Step 1: Data Collection
Fortunately for us, @minimaxir on Github had a relatively large dataset of public posts from large Facebook pages, and their reactions. The dataset is linked here. I only found out later that he also did our exact same project, but whatever.
Anyway, that was data collection.
Step 2: Data Preprocessing
We chose only to look at posts with text content (so we ignored shared links, photos, videos, etc.) We also only considered posts less than 1000 characters long, and which had more than 11 non-like reacts.
Step 3: Modelling
We spent most of Saturday doing preprocessing, and then eventually realized we still had to actually build a model. We started off by trying a random forest regression with bag of words. Results were not great.
After tweaking the hyperparameters around a bit, it became clear results weren’t improving.
That’s when we took the leap to using gensim
and doc2vec
to generate sentence embeddings.
This meant that, instead of just using word frequency, we used a much more complex model to encode
posts which took into account word order.
This yielded much better results, especially after I also normalized the target output.
Step 4: Building the Extension
At this point, it was the morning of demos, and while we had a halfway decent model, the chrome extension was non-existent.
So came the mad scramble, in which I was literally writing code as we walked to the IM building. I wrote a small Flask API backend, which the Chrome extension was supposed to call.
Initially, I didn’t want to deal with the Chrome messaging protocol, so I tried to make the call directly from the content script (which ran as Javascript code on the client with no extra permissions).
We ran into a roadblock, where cross origin requests were forbidden. I tried to overcome this
by editing my /etc/hosts
file to redirect some ancillary Facebook domain to localhost
. This
almost worked, except Facebook also expected https-only requests, so I was stuck with having
to do the correct thing of using Chrome’s messaging protocol.
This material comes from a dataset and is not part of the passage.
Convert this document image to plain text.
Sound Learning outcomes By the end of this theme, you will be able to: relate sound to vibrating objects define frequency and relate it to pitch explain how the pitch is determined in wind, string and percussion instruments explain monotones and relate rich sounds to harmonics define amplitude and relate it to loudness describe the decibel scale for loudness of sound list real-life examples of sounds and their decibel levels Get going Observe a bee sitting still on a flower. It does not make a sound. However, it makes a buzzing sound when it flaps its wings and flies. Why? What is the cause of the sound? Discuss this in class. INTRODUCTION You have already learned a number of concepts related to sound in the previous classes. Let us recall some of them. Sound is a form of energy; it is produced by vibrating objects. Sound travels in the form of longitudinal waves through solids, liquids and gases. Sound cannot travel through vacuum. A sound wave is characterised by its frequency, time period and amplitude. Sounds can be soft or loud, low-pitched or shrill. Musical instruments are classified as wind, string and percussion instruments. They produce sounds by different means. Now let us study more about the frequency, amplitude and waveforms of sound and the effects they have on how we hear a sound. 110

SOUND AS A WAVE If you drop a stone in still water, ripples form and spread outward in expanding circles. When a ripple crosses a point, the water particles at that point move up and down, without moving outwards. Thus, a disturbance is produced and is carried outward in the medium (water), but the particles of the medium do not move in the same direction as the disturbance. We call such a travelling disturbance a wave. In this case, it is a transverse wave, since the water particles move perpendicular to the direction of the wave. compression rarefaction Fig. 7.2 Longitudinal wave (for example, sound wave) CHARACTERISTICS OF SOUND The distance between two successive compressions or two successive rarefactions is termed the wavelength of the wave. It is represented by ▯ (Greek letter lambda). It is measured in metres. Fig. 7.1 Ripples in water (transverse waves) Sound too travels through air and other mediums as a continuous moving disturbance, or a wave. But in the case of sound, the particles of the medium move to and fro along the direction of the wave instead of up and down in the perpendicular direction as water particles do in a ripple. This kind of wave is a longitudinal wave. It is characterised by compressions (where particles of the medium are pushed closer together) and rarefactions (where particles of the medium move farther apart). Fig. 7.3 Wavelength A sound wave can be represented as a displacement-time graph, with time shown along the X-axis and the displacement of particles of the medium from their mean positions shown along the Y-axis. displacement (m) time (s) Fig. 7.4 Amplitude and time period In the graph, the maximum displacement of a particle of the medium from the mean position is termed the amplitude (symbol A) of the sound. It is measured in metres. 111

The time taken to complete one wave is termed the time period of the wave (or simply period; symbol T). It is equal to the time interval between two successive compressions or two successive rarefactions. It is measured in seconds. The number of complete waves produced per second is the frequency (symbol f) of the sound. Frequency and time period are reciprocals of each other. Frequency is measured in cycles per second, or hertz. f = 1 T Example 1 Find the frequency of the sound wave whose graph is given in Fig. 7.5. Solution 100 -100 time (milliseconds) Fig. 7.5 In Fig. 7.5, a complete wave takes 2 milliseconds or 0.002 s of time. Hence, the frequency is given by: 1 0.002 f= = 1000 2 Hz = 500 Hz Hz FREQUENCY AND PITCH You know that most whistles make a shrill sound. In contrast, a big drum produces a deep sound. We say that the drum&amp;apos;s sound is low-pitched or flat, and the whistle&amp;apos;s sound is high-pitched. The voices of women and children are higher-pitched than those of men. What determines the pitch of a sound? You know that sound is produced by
By this point, I’m writing the code while we are standing at our demo table.
It turned out to actually be super easy to use the messaging protocol, but that didn’t stop me from screwing up 11 times before I finally got everything working.
This was me when I finally got the Chrome extension to work.
Wrap-Up
Unfortunately, I have no screenshots of the actual app working, but if you want to run the janky code for yourself, it’s all open source on Github.
I learned a lot through this hackathon. It was the first hackathon project that I did with a heavy data science workflow.
This hackathon was a blast, and David and Renee were awesome teammates.